Anodyne
Monday, October 03, 2005
 
Research for the Evan Lee catalog essay sent me back to Clement Greenberg's late writings on aesthetics, collected in the posthumous Homemade Esthetics (Oxford UP), which find him grappling with Kant and Croce, trying to tunnel his way into their thinking on the basis of his own firsthand experience of art works. This is remarkably lucid, brave writing; lucid for its avoidance of specialized or technical language, brave because of his frequent admissions of doubt and uncertainty. Received artworld opinion -- cited by Charles Harrison in his sober introduction -- casts Greenberg as an authoritarian monster, a caricature not borne out by the experience of actually reading the essays, which are full of agonizing self-doubt and acknowledgements of previous wrong turns.

Two assertions jump out at me:

1. "If anything and everything can be intuited esthetically, then anything and everything can be intuited and experienced artistically. What we agree to call art cannot be definitively or decisively separated from esthetic experience at large."

2. "If this is so, then there turns out to be such a thing as art at large: art that is, or can be, realized anywhere and at any time and by anybody."

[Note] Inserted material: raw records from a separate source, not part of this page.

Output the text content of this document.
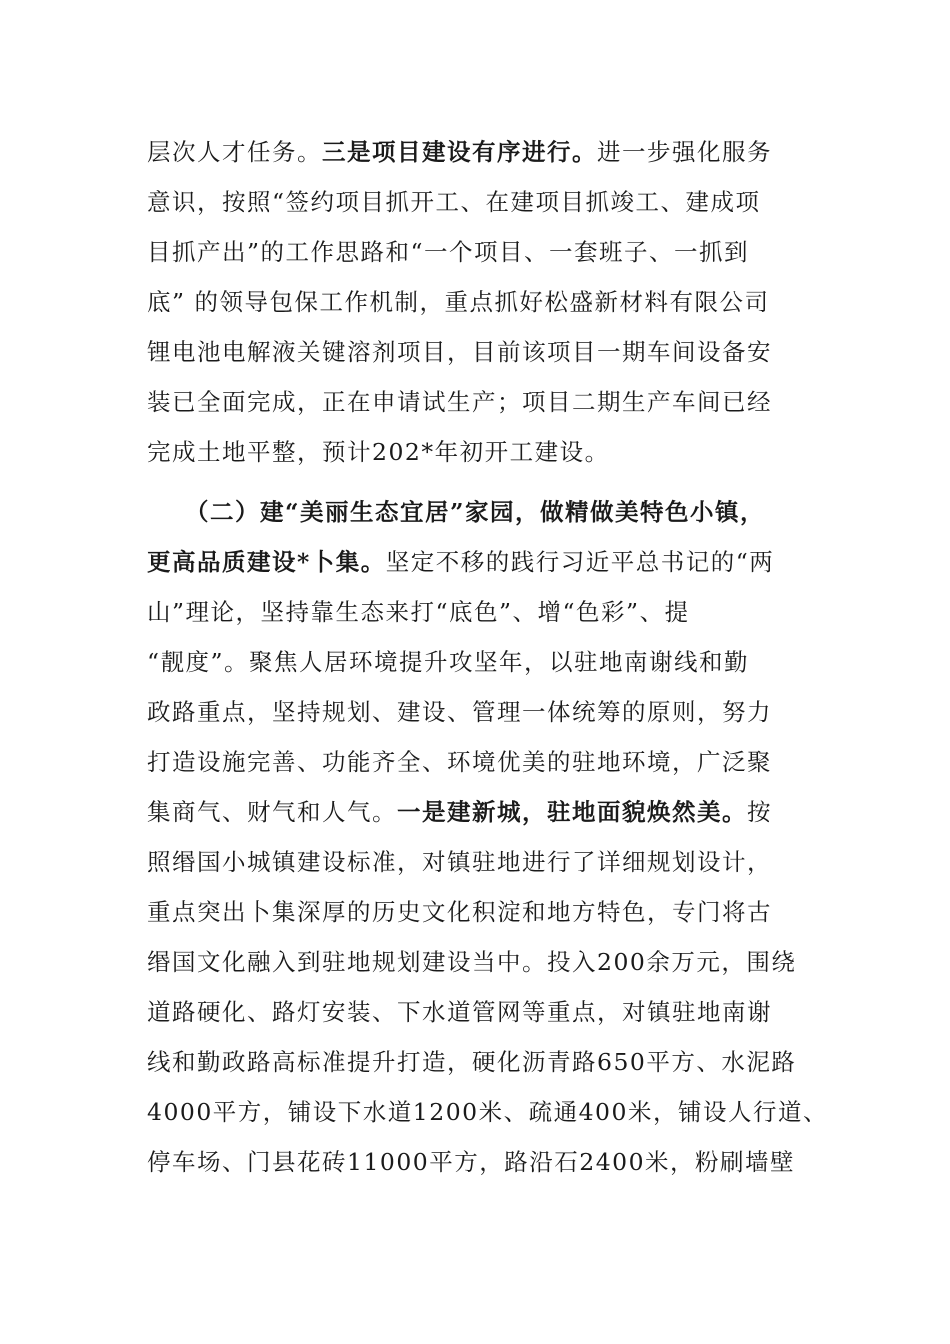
层次人才任务。三是项目建设有序进行。进一步强化服务
意识，按照“签约项目抓开工、在建项目抓竣工、建成项
目抓产出”的工作思路和“一个项目、一套班子、一抓到
底” 的领导包保工作机制，重点抓好松盛新材料有限公司
锂电池电解液关键溶剂项目，目前该项目一期车间设备安
装已全面完成，正在申请试生产；项目二期生产车间已经
完成土地平整，预计202*年初开工建设。
（二）建“美丽生态宜居”家园，做精做美特色小镇，
更高品质建设*卜集。坚定不移的践行习近平总书记的“两
山”理论，坚持靠生态来打“底色”、增“色彩”、提
“靓度”。聚焦人居环境提升攻坚年，以驻地南谢线和勤
政路重点，坚持规划、建设、管理一体统筹的原则，努力
打造设施完善、功能齐全、环境优美的驻地环境，广泛聚
集商气、财气和人气。一是建新城，驻地面貌焕然美。按
照缗国小城镇建设标准，对镇驻地进行了详细规划设计，
重点突出卜集深厚的历史文化积淀和地方特色，专门将古
缗国文化融入到驻地规划建设当中。投入200余万元，围绕
道路硬化、路灯安装、下水道管网等重点，对镇驻地南谢
线和勤政路高标准提升打造，硬化沥青路650平方、水泥路
4000平方，铺设下水道1200米、疏通400米，铺设人行道、
停车场、门县花砖11000平方，路沿石2400米，粉刷墙壁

Think about those sentences and their implications for a while. I actually shivered on the bus when I read them this morning; then I read them again to make sure they said what I thought they said. Then checked a third time. Anywhere, at any time, by anybody. The ostensibly arch-conservative "formalist" (I put the word in quotes because I personally don't believe it has any meaning, outside of the clear intent to diss whom or whatever so labelled), the champion of bizarre figures like Jules Olitski and Anthony Caro, coming right out and siding with his arch-foe Duchamp. Anything and everything. A blank canvas, carved wood, solar energy, "red," US Navy SEALs, a shark in a tank, fluorescent tubes from the hardware store, copper plate, bronze sculpture, oil on plywood, language, "oral communication," photographs.

No more craft boundaries. No more guilds of skilled makers circling the wagons.

I thought about these words all day, wandering New Westminster's streets under huge looming skies. Snow on Mount Coquitlam and Cathedral Peak and the Lions, but warm like summer down on 6th Street by the mall.

I never thought that I would derive comfort from a critic's writing, but I took some today from Clement Greenberg. Thanks, CG!